В окна цедилось, лилось уже молозиво ясного погожего утра. Костик, вернувшийся домой позже отца, спал, уткнувшись носом в подушку, на своей кровати. Полосатая постилка сползла на пол, оголив острые мальчишеские лопатки и худой, костлявый позвоночник. Спала на полатях у печи, вся как-то скорчившись и сжавшись, по-детски подложив под щеку руки, Хора — его, Николаева, родная сестра, которая при нем и жила. Всегда, когда Николай глядел на сестру, особенно вот так, на спящую, сердце его сжималось не то от жалости, не то от сочувствия. Не выпало Хоре счастья, никто не взял ее замуж. Не взял, видно, потому, что некрасивая Хора, конопатая. Да к тому еще и хромая. И сегодня у Николая дрогнуло сердце: начнись война, о которой вчера говорил на лугу Пецка, что, что Хоре, бедной, делать? Ни убежать, ни защититься…
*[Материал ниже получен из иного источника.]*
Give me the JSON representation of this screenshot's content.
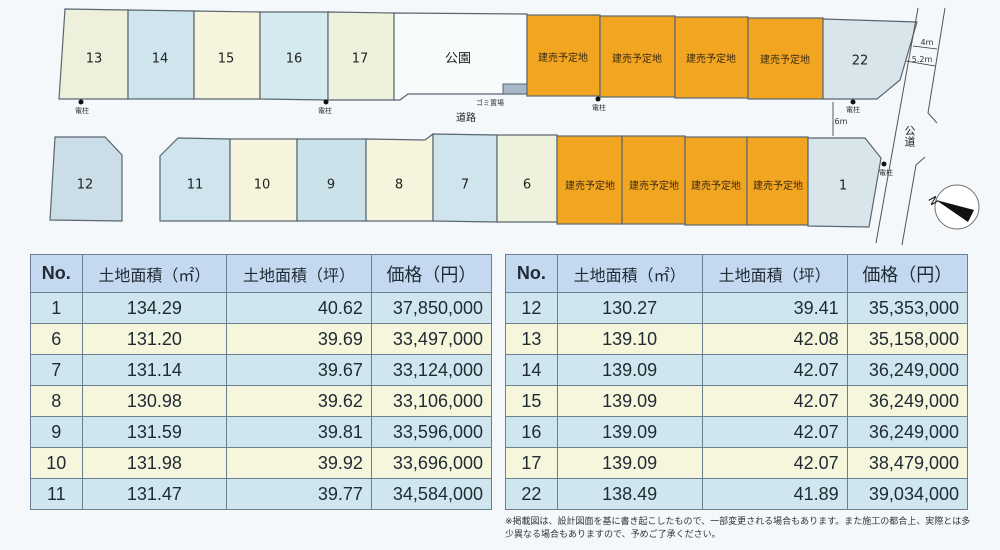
{
  "map": {
    "top_lots": [
      "13",
      "14",
      "15",
      "16",
      "17"
    ],
    "park": "公園",
    "garbage": "ゴミ置場",
    "road": "道路",
    "public_road": "公道",
    "pole": "電柱",
    "planned": "建売予定地",
    "lot22": "22",
    "bottom_lots": [
      "12",
      "11",
      "10",
      "9",
      "8",
      "7",
      "6"
    ],
    "lot1": "1",
    "dim_4m": "4m",
    "dim_52m": "5.2m",
    "dim_6m": "6m",
    "north": "N",
    "planned_color": "#f2a521"
  },
  "table_headers": {
    "no": "No.",
    "area_m2": "土地面積（㎡）",
    "area_tsubo": "土地面積（坪）",
    "price": "価格（円）"
  },
  "table_left": [
    [
      "1",
      "134.29",
      "40.62",
      "37,850,000"
    ],
    [
      "6",
      "131.20",
      "39.69",
      "33,497,000"
    ],
    [
      "7",
      "131.14",
      "39.67",
      "33,124,000"
    ],
    [
      "8",
      "130.98",
      "39.62",
      "33,106,000"
    ],
    [
      "9",
      "131.59",
      "39.81",
      "33,596,000"
    ],
    [
      "10",
      "131.98",
      "39.92",
      "33,696,000"
    ],
    [
      "11",
      "131.47",
      "39.77",
      "34,584,000"
    ]
  ],
  "table_right": [
    [
      "12",
      "130.27",
      "39.41",
      "35,353,000"
    ],
    [
      "13",
      "139.10",
      "42.08",
      "35,158,000"
    ],
    [
      "14",
      "139.09",
      "42.07",
      "36,249,000"
    ],
    [
      "15",
      "139.09",
      "42.07",
      "36,249,000"
    ],
    [
      "16",
      "139.09",
      "42.07",
      "36,249,000"
    ],
    [
      "17",
      "139.09",
      "42.07",
      "38,479,000"
    ],
    [
      "22",
      "138.49",
      "41.89",
      "39,034,000"
    ]
  ],
  "note": "※掲載図は、設計図面を基に書き起こしたもので、一部変更される場合もあります。また施工の都合上、実際とは多少異なる場合もありますので、予めご了承ください。"
}
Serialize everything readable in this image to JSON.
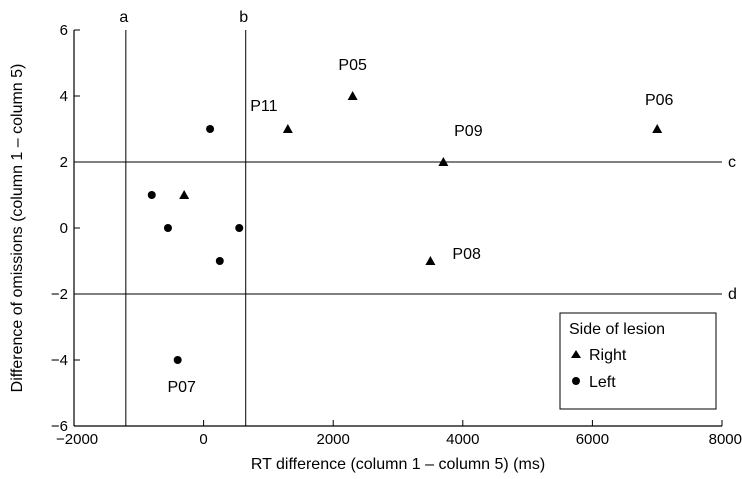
{
  "chart_data": {
    "type": "scatter",
    "xlabel": "RT difference (column 1 – column 5) (ms)",
    "ylabel": "Difference of omissions (column 1 – column 5)",
    "xlim": [
      -2000,
      8000
    ],
    "ylim": [
      -6,
      6
    ],
    "xticks": [
      -2000,
      0,
      2000,
      4000,
      6000,
      8000
    ],
    "yticks": [
      -6,
      -4,
      -2,
      0,
      2,
      4,
      6
    ],
    "xtick_labels": [
      "−2000",
      "0",
      "2000",
      "4000",
      "6000",
      "8000"
    ],
    "ytick_labels": [
      "−6",
      "−4",
      "−2",
      "0",
      "2",
      "4",
      "6"
    ],
    "reference_lines": [
      {
        "label": "a",
        "orientation": "vertical",
        "value": -1200
      },
      {
        "label": "b",
        "orientation": "vertical",
        "value": 650
      },
      {
        "label": "c",
        "orientation": "horizontal",
        "value": 2
      },
      {
        "label": "d",
        "orientation": "horizontal",
        "value": -2
      }
    ],
    "legend": {
      "title": "Side of lesion",
      "placement": "bottom-right",
      "entries": [
        {
          "marker": "triangle",
          "label": "Right"
        },
        {
          "marker": "circle",
          "label": "Left"
        }
      ]
    },
    "series": [
      {
        "name": "Right",
        "marker": "triangle",
        "points": [
          {
            "x": 1300,
            "y": 3,
            "label": "P11"
          },
          {
            "x": 2300,
            "y": 4,
            "label": "P05"
          },
          {
            "x": 3700,
            "y": 2,
            "label": "P09"
          },
          {
            "x": 7000,
            "y": 3,
            "label": "P06"
          },
          {
            "x": 3500,
            "y": -1,
            "label": "P08"
          },
          {
            "x": -300,
            "y": 1,
            "label": ""
          }
        ]
      },
      {
        "name": "Left",
        "marker": "circle",
        "points": [
          {
            "x": 100,
            "y": 3,
            "label": ""
          },
          {
            "x": -800,
            "y": 1,
            "label": ""
          },
          {
            "x": -550,
            "y": 0,
            "label": ""
          },
          {
            "x": 550,
            "y": 0,
            "label": ""
          },
          {
            "x": 250,
            "y": -1,
            "label": ""
          },
          {
            "x": -400,
            "y": -4,
            "label": "P07"
          }
        ]
      }
    ]
  }
}
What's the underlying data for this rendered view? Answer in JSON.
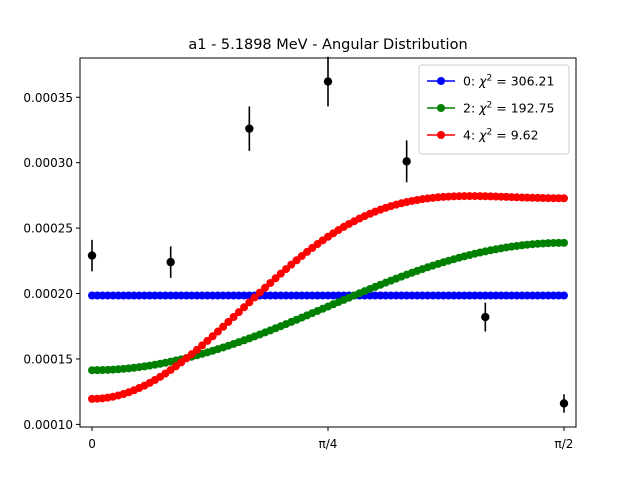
{
  "chart_data": {
    "type": "line",
    "title": "a1 - 5.1898 MeV - Angular Distribution",
    "xlabel": "",
    "ylabel": "",
    "xlim": [
      -0.04,
      1.6108
    ],
    "ylim": [
      9.8e-05,
      0.00038
    ],
    "x_ticks": [
      {
        "value": 0,
        "label": "0"
      },
      {
        "value": 0.785398,
        "label": "π/4"
      },
      {
        "value": 1.570796,
        "label": "π/2"
      }
    ],
    "y_ticks": [
      {
        "value": 0.0001,
        "label": "0.00010"
      },
      {
        "value": 0.00015,
        "label": "0.00015"
      },
      {
        "value": 0.0002,
        "label": "0.00020"
      },
      {
        "value": 0.00025,
        "label": "0.00025"
      },
      {
        "value": 0.0003,
        "label": "0.00030"
      },
      {
        "value": 0.00035,
        "label": "0.00035"
      }
    ],
    "legend_position": "top-right",
    "series": [
      {
        "name_prefix": "0: ",
        "chi_symbol": "χ",
        "chi_power": "2",
        "chi_value": " = 306.21",
        "color": "#0000ff",
        "model": "order0",
        "n_points": 91
      },
      {
        "name_prefix": "2: ",
        "chi_symbol": "χ",
        "chi_power": "2",
        "chi_value": " = 192.75",
        "color": "#008000",
        "model": "order2",
        "n_points": 91
      },
      {
        "name_prefix": "4: ",
        "chi_symbol": "χ",
        "chi_power": "2",
        "chi_value": " = 9.62",
        "color": "#ff0000",
        "model": "order4",
        "n_points": 91
      }
    ],
    "models": {
      "order0": {
        "a0": 0.0001985
      },
      "order2": {
        "a0": 0.0002063,
        "a2": -6.49e-05
      },
      "order4": {
        "a0": 0.0002469,
        "a2": -8.42e-05,
        "a4": -4.32e-05
      }
    },
    "measurements": {
      "color": "#000000",
      "x": [
        0,
        0.2618,
        0.5236,
        0.7854,
        1.0472,
        1.309,
        1.5708
      ],
      "y": [
        0.000229,
        0.000224,
        0.000326,
        0.000362,
        0.000301,
        0.000182,
        0.000116
      ],
      "err": [
        1.2e-05,
        1.2e-05,
        1.7e-05,
        1.9e-05,
        1.6e-05,
        1.1e-05,
        7e-06
      ]
    }
  }
}
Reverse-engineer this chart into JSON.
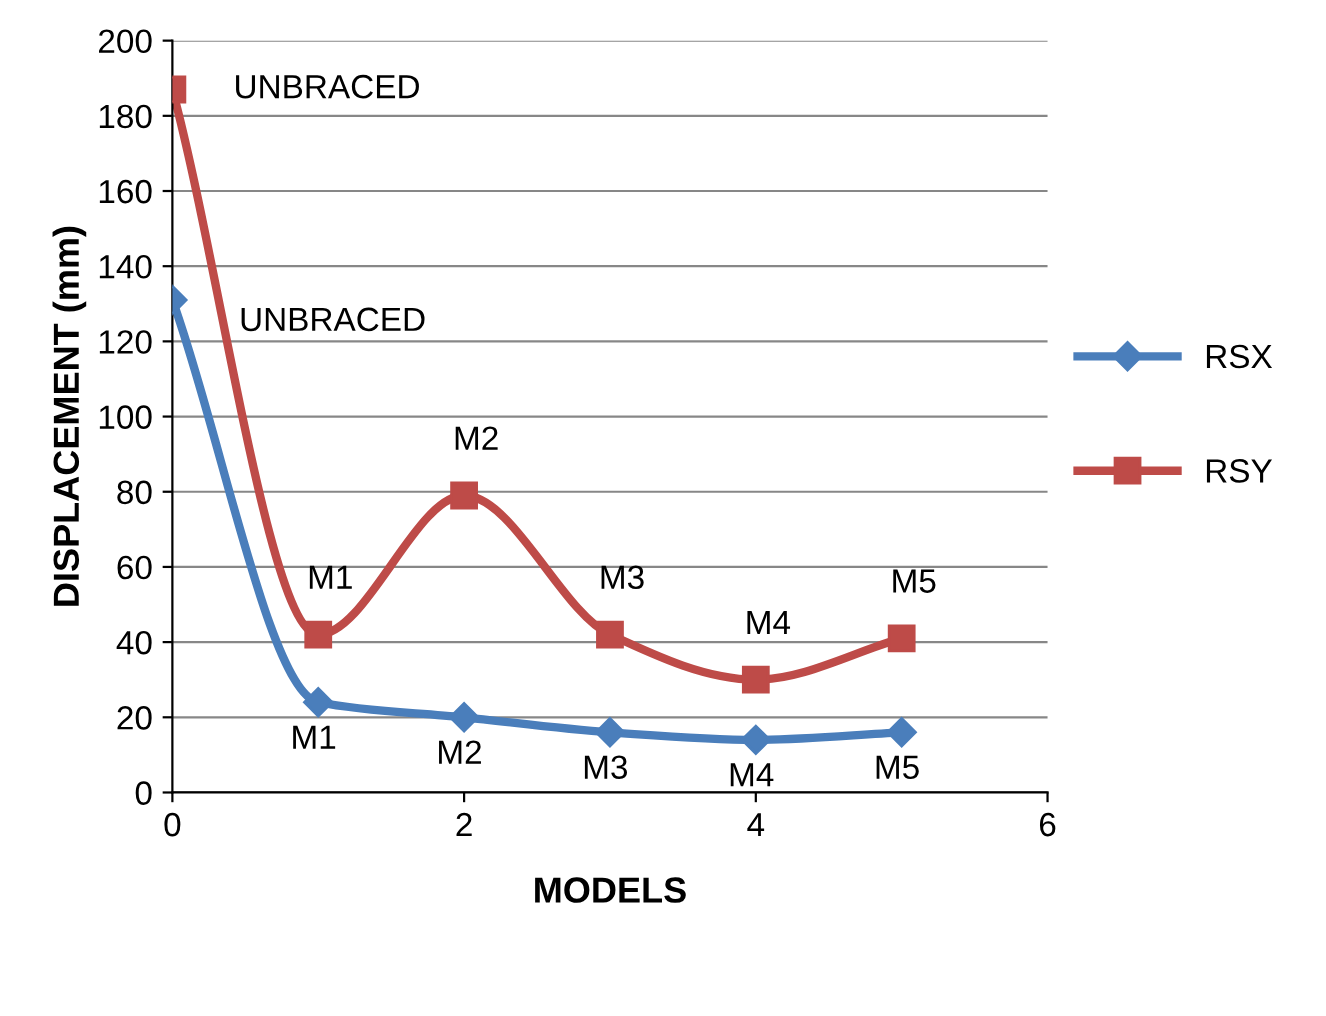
{
  "chart_data": {
    "type": "line",
    "xlabel": "MODELS",
    "ylabel": "DISPLACEMENT (mm)",
    "x": [
      0,
      1,
      2,
      3,
      4,
      5
    ],
    "series": [
      {
        "name": "RSX",
        "color": "#4a7ebb",
        "values": [
          131,
          24,
          20,
          16,
          14,
          16
        ],
        "marker": "diamond"
      },
      {
        "name": "RSY",
        "color": "#be4b48",
        "values": [
          187,
          42,
          79,
          42,
          30,
          41
        ],
        "marker": "square"
      }
    ],
    "xlim": [
      0,
      6
    ],
    "xticks": [
      0,
      2,
      4,
      6
    ],
    "ylim": [
      0,
      200
    ],
    "yticks": [
      0,
      20,
      40,
      60,
      80,
      100,
      120,
      140,
      160,
      180,
      200
    ],
    "grid": "y",
    "legend": "right",
    "line_style": "solid",
    "annotations": [
      {
        "text": "UNBRACED",
        "x": 0,
        "y": 131
      },
      {
        "text": "M1",
        "x": 1,
        "y": 24
      },
      {
        "text": "M2",
        "x": 2,
        "y": 20
      },
      {
        "text": "M3",
        "x": 3,
        "y": 16
      },
      {
        "text": "M4",
        "x": 4,
        "y": 14
      },
      {
        "text": "M5",
        "x": 5,
        "y": 16
      },
      {
        "text": "UNBRACED",
        "x": 0,
        "y": 187
      },
      {
        "text": "M1",
        "x": 1,
        "y": 42
      },
      {
        "text": "M2",
        "x": 2,
        "y": 79
      },
      {
        "text": "M3",
        "x": 3,
        "y": 42
      },
      {
        "text": "M4",
        "x": 4,
        "y": 30
      },
      {
        "text": "M5",
        "x": 5,
        "y": 41
      }
    ]
  }
}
Сунул ноги в шлепанцы-опорки — они, изодранные, разбитые, в коровяке и грязи, стояли возле кровати — и вышел на крыльцо. Постоял, жмурясь: из-за горизонта уже всходило, выкатывалось раннее летнее солнце. В какие-то секунды оно осыпало все вокруг яркими, слепящими лучами. Вспыхнуло, занялось серебро росы на листьях груш, вишен, яблонь — ими был сплошь, обсажен вдоль заборов огород; на картофельной ботве, которая уже заметно поднялась и сочно лопушилась двумя широкими загонами, обрываясь у тыльной городьбы; на траве-мураве — ею густо заросло подворье, даже та стежка, по которой ходили в хлев и из хлева. Где-то в другом конце деревни тревожно скрипнули ворота, загавкала, залилась долгим, яростным лаем собака. На липе, что буйно зеленела у калитки, свесив густые ветви на камышовую крышу хаты, завозились, заклекотали аисты. Послышался и раскатистый, басовитый голос пастуха, Хомки:
— Выгоня-ай!
И голос этот как бы прогнал остатки безволия и сна, напомнил — идет новый трудовой день, нечего медлить. Проворно завернув за угол и прикрывшись подолом рубахи, Николай проделал то, ради чего и выходил во двор. И уже решительно, нарочито громко стуча опорками и дверями, подался в хату — надо было будить Хору да заодно и Пилипову жену, Клавдию (Пилип с женою жили через сени, в новой половине хаты, окнами на улицу), чтоб вставали, бежали доить коров.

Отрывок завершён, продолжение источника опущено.